“What emphasis do you feel is placed on content by screen suppliers, CMS vendors, end-users, consumers?”
Budgeting realistically for content is a lot better today than it was 10 years ago when I first started in the industry. In the last five to eight years, the phrase “Content is King” has become better understood (although in my opinion it should be “Business is King“). So, the priority in theory is set (mostly) correctly. The problem is that the theoretical priority is not in practice, backed by the time, strategy, and budget reality for many networks. Why? Because screen suppliers and CMS vendors want their end-user customers to spend more on their products for a larger share of the spend instead of making an investment in content, and end-users are rewarded by their organizations for spending less on everything.
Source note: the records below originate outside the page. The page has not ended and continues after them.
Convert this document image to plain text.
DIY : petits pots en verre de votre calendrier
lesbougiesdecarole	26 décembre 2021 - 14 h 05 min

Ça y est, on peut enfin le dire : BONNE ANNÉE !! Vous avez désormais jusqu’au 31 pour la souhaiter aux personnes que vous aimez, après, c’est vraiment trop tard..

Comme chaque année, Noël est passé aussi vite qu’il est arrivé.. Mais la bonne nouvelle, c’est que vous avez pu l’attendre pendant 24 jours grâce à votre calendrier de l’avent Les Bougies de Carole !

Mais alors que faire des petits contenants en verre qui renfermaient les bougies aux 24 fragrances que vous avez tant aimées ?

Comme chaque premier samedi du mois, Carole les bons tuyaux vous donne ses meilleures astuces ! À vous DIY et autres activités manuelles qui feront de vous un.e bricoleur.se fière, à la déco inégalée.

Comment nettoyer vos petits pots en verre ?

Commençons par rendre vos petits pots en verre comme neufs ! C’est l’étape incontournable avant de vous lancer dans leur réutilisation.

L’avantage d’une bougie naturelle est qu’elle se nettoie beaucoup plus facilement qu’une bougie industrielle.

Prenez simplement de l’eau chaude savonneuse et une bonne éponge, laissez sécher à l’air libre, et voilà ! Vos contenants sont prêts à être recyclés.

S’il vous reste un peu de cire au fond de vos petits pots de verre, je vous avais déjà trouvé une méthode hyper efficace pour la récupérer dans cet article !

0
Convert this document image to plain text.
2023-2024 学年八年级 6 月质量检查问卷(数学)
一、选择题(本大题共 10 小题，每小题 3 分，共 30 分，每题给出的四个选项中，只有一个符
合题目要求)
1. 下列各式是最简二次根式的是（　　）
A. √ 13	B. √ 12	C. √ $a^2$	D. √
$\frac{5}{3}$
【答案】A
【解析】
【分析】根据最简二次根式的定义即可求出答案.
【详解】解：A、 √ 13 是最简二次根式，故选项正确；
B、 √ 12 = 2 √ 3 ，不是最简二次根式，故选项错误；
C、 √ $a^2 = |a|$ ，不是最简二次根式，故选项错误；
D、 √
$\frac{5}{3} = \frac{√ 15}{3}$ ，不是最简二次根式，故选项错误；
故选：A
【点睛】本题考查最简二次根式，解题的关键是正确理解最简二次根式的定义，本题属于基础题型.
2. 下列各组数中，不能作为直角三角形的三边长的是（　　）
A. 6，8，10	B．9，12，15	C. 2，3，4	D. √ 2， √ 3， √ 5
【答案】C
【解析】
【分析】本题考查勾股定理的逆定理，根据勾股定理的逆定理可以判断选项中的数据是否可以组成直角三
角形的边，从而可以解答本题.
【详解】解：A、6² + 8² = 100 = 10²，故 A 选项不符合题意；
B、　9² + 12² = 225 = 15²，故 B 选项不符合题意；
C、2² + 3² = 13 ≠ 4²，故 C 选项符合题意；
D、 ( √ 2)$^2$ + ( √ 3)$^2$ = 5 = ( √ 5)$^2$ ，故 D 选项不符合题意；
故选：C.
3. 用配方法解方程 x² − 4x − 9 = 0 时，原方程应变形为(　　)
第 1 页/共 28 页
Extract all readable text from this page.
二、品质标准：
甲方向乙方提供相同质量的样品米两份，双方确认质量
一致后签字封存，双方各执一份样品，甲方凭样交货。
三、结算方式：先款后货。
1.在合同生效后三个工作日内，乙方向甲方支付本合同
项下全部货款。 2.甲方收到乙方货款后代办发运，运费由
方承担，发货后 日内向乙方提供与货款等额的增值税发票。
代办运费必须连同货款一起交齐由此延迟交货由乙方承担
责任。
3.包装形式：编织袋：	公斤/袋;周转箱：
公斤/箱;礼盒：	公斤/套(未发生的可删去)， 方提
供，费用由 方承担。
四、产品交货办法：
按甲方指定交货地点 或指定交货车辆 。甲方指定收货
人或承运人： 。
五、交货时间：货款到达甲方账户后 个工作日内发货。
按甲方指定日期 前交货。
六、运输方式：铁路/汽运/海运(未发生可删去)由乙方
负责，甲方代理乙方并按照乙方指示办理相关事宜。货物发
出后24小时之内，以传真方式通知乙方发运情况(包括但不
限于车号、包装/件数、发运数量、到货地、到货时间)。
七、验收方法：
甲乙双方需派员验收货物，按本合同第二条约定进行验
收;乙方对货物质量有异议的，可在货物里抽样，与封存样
The average new network believes it is a good idea to focus on content, and they believe it is key to their success, but all the research is done on the features of the software, hardware, and screens, etc. and the budget allocation follows predictably.
From my experience, very little is truly understood or budgeted (properly) for the content. The content strategies put together before launch are mostly, but not always, limited and naïve, based on lack of experience with maintaining and refreshing the network. Because of the way budgets are derived, content always costs more than expected. If content costs less than expected, it’s likely because it is not being refreshed as often as necessary to keep viewers engaged, which means the network will not be as effective because the content is going to get stale very quickly or the quality will be compromised.